Following surgery, someone will typically need to wear a surgical boot for about 2–4 weeks. They can then gradually return to activities, such as walking unassisted and driving. They should be able to return to work or school within a few days of surgery with a boot in place.
It can take more than 6 months following surgery for a person to make a full recovery and return to vigorous sporting activities. Some people may find that their foot is now more comfortable than before surgery and that they can do more than they could before the operation.
Os trigonum is an accessory, or extra bone, behind the ankle. Many people with this extra bone do not develop symptoms. However, if the os trigonum causes pain, doctors refer to it as os trigonum syndrome.
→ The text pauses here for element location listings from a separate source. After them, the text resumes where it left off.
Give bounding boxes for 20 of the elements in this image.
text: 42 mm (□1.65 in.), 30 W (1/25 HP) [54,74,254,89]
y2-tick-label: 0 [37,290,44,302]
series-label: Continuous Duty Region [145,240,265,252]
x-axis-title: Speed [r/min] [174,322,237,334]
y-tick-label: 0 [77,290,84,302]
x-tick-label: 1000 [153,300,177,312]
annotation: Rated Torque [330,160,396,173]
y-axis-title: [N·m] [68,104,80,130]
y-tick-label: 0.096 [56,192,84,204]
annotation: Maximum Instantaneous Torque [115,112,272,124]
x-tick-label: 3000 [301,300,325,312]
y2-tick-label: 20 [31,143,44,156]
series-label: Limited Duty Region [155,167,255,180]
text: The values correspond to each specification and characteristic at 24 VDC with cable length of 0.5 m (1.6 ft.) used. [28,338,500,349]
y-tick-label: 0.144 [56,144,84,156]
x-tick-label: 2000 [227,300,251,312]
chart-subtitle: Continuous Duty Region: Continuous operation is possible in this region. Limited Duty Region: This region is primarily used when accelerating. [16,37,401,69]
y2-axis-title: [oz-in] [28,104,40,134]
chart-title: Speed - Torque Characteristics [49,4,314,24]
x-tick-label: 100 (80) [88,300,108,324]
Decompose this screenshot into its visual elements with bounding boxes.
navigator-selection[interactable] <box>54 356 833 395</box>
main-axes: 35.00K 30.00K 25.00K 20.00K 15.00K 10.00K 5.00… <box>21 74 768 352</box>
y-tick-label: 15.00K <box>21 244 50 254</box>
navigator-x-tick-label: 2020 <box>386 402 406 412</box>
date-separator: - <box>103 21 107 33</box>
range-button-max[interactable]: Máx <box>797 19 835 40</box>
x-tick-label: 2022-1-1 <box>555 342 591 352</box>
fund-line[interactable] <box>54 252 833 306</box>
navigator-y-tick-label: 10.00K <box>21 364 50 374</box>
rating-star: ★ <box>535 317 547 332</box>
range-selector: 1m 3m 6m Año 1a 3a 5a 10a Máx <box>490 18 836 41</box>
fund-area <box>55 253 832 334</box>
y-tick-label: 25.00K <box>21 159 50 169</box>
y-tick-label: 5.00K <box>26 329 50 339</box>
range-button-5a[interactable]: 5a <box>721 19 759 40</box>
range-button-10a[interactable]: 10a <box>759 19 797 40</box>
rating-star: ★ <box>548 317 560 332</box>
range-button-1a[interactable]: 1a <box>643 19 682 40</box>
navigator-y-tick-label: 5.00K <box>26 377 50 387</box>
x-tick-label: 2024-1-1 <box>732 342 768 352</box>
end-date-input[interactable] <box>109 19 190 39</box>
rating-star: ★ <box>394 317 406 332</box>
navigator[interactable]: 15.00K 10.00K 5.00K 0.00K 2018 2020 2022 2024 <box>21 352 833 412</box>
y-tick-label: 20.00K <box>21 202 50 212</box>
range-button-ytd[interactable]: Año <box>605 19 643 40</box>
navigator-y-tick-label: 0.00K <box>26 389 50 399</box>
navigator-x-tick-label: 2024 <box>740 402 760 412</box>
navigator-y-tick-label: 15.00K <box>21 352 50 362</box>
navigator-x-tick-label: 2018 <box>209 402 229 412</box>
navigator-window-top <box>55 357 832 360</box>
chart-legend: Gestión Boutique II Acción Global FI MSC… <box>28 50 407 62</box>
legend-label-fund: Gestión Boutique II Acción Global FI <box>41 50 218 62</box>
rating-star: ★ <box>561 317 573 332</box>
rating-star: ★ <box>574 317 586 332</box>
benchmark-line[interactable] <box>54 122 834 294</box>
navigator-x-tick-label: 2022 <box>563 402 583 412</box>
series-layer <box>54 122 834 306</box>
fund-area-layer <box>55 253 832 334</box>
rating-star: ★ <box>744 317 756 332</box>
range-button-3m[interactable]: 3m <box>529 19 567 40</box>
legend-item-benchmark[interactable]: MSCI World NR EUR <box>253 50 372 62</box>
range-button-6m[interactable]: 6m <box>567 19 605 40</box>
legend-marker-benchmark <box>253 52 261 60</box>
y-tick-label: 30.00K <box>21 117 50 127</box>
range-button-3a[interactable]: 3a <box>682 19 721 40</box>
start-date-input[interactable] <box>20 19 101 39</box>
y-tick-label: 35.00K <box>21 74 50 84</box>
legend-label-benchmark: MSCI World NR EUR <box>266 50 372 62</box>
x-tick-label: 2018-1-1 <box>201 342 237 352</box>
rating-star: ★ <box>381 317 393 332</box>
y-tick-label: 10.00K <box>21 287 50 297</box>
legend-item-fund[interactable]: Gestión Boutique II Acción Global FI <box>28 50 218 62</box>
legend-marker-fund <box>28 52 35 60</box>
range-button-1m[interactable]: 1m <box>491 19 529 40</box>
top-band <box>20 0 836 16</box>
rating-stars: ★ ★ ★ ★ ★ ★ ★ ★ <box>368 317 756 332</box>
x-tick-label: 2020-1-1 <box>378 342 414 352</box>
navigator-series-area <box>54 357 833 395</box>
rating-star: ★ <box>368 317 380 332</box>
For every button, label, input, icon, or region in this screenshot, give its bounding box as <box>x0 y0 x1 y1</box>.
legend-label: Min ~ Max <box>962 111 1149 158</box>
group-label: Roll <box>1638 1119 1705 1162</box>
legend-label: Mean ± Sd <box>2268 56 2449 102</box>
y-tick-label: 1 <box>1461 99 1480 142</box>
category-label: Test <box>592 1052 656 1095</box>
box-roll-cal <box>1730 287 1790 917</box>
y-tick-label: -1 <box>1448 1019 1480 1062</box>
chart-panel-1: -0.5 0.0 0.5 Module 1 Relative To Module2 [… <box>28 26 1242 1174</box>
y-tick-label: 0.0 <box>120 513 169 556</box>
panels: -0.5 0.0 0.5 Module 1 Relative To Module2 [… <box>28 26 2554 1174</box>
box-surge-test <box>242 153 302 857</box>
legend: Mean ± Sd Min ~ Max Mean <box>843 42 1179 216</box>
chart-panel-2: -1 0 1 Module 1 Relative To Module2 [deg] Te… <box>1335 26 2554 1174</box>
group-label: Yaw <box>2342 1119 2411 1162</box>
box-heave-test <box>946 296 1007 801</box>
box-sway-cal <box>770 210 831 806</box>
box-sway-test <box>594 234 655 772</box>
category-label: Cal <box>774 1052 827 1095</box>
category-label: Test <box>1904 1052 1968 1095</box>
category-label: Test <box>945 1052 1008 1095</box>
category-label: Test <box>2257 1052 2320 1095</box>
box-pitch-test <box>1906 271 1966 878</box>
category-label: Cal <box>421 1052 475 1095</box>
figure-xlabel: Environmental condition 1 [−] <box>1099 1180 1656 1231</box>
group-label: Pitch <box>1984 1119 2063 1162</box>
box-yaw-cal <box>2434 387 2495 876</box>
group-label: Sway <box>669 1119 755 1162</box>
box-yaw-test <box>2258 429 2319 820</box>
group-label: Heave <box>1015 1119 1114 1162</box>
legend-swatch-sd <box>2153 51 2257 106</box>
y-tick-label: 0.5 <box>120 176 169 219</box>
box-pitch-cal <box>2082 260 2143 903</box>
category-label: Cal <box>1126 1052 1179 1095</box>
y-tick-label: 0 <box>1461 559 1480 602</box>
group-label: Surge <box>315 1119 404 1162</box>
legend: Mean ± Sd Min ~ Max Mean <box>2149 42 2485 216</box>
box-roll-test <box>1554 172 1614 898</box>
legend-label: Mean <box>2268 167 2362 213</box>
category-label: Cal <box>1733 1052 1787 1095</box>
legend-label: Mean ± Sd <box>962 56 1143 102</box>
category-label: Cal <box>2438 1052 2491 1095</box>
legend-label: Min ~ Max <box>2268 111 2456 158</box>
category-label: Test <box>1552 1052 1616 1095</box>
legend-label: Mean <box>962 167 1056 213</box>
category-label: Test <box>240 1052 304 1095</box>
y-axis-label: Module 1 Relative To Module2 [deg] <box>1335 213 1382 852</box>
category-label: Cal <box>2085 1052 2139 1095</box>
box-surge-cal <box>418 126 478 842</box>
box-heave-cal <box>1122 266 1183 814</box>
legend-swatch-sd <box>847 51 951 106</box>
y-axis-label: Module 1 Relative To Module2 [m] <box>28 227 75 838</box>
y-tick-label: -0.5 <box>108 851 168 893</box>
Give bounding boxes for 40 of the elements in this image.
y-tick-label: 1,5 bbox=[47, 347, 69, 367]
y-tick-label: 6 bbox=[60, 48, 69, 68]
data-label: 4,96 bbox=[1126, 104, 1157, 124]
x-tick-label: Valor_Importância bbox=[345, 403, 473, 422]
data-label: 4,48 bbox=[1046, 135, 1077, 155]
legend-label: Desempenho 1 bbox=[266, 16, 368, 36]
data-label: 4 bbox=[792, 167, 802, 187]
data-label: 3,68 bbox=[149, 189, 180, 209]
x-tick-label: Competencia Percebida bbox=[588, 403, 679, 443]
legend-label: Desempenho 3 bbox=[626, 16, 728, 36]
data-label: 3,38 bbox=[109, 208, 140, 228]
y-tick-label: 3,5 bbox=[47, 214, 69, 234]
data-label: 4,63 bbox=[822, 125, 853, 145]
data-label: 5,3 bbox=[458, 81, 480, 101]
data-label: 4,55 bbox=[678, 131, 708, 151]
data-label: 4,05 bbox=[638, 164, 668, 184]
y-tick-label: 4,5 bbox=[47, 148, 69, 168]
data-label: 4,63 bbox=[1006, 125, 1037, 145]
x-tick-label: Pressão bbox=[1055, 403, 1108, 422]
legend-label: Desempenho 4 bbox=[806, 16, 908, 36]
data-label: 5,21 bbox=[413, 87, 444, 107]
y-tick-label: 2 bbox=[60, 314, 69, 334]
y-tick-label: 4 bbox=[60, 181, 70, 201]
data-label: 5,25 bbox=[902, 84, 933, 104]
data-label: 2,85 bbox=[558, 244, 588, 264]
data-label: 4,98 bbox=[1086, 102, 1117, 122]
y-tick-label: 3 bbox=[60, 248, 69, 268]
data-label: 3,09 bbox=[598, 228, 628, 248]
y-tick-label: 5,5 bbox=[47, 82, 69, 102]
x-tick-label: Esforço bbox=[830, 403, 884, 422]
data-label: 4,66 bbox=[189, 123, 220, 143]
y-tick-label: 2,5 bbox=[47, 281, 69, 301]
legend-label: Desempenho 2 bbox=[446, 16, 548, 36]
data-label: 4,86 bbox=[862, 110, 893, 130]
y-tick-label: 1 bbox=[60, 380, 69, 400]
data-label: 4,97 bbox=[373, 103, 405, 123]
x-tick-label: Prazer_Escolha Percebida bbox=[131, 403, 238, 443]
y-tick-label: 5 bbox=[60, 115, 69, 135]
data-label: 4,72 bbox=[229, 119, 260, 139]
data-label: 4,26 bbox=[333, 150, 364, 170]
Currently, health experts do not know what causes this bone to develop. However, risk factors for triggering discomfort typically include overexertion of the ankle, particularly in those who play sports or dance. Pain typically occurs when pointing the toes down.
Initial treatment options often involve rest, ice, immobilization, and possible pain medications. If they do not work, a person may require surgery. It can take several weeks to months to recover fully from os trigonum syndrome.